Free radical addition polymerization is typically used to produce general-purpose polymers. Polar groups are absent from the molecule's side chains and main chain. Engineering plastics can be toughened by adding rubber and elastomer particles for a greater toughening effect. Typically, condensation polymerization is used to create it. Polar groups are found in the side chain or terminal group of the molecular chain. It can be made tougher by using functionalized rubber or elastomer particles.

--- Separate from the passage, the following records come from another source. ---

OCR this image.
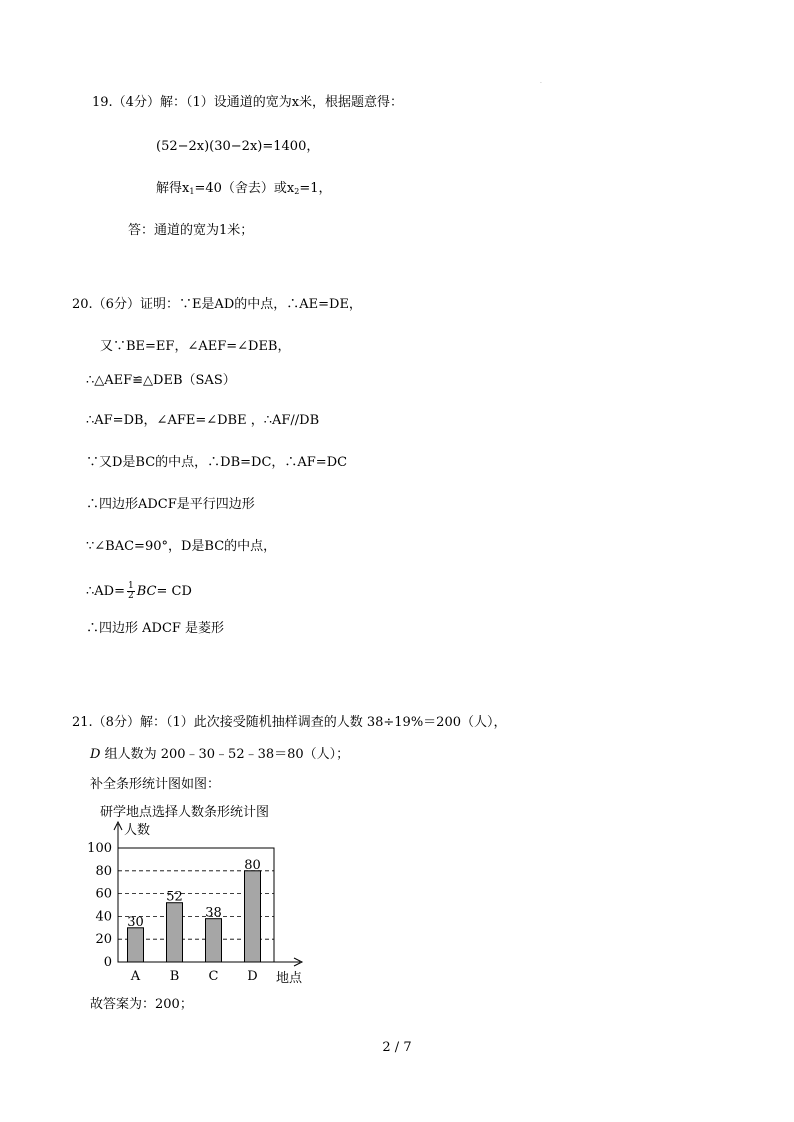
·
19.（4分）解：（1）设通道的宽为x米，根据题意得：
(52−2x)(30−2x)=1400，
解得$x_1=40$（舍去）或$x_2=1$，
答：通道的宽为1米；
20.（6分）证明：∵E是AD的中点，∴AE=DE，
又∵BE=EF，∠AEF=∠DEB，
∴△AEF≌△DEB（SAS）
∴AF=DB，∠AFE=∠DBE ，∴AF//DB
∵又D是BC的中点，∴DB=DC，∴AF=DC
∴四边形ADCF是平行四边形
∵∠BAC=90°，D是BC的中点，
∴AD= $\frac{1}{2} BC=$ CD
∴四边形 ADCF 是菱形
21.（8分）解：（1）此次接受随机抽样调查的人数 38÷19%＝200（人），
D 组人数为 200﹣30﹣52﹣38＝80（人）；
补全条形统计图如图：
研学地点选择人数条形统计图
人数
0
20
40
60
80
100
地点
30
A
52
B
38
C
80
D
故答案为：200；
2 / 7
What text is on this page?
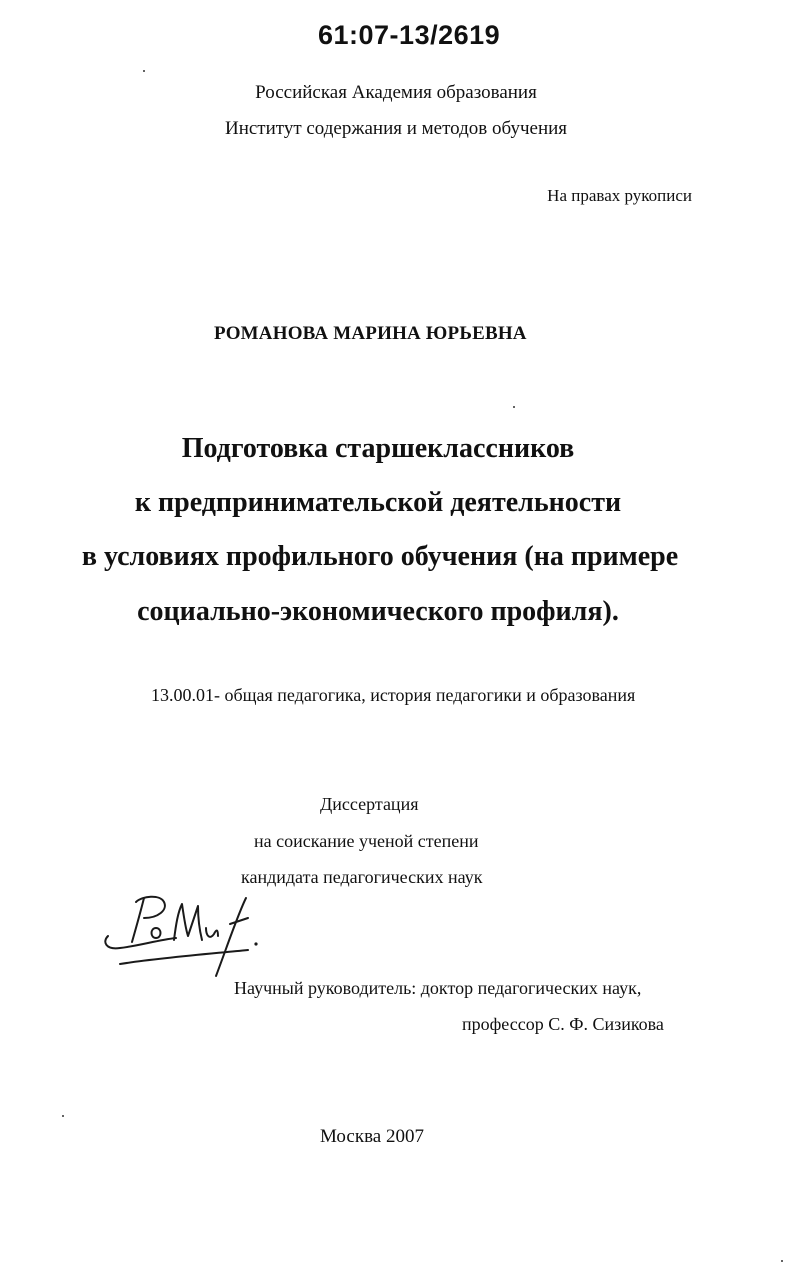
61:07-13/2619
Российская Академия образования
Институт содержания и методов обучения
На правах рукописи
РОМАНОВА МАРИНА ЮРЬЕВНА
Подготовка старшеклассников
к предпринимательской деятельности
в условиях профильного обучения (на примере
социально-экономического профиля).
13.00.01- общая педагогика, история педагогики и образования
Диссертация
на соискание ученой степени
кандидата педагогических наук
Научный руководитель: доктор педагогических наук,
профессор С. Ф. Сизикова
Москва 2007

05 How to comprehend that capacity must be increased before toughening
In general, when exposed to external forces, plastics absorb and release energy via the processes of interface debonding, cavitation, and matrix shear yielding. Elastomers with high compatibility, with the exception of non-polar polymeric resins, can be applied directly. To achieve the goal of final toughening when utilizing particles (same compatibility principle), other polar resins must be successfully compatibilized. The graft copolymers indicated above will interact strongly with the matrix when utilized as tougheners, including:
(1) The addition reaction between the epoxy functional group and the polymer's terminal hydroxyl, carboxyl, or amine group takes place after the ring is opened.(2) Core-shell toughening mechanism: the rubber has a toughening effect while the outside functional group is completely compatible with the components;
(3) Ionomer toughening mechanism: The physical crosslinking network is created when metal ions and carboxylate groups of polymer chains complex, toughening the material.
In reality, this compatibilization approach may be applied to all polymer blends if the toughener is thought of as a class of polymers. Reactive compatibilization is a method we must employ when creating practical polymer blends for industry. The term "toughening agent" now refers to a "interfacial emulsifier" or "toughening compatibilizer," respectively. The name is quite expressive!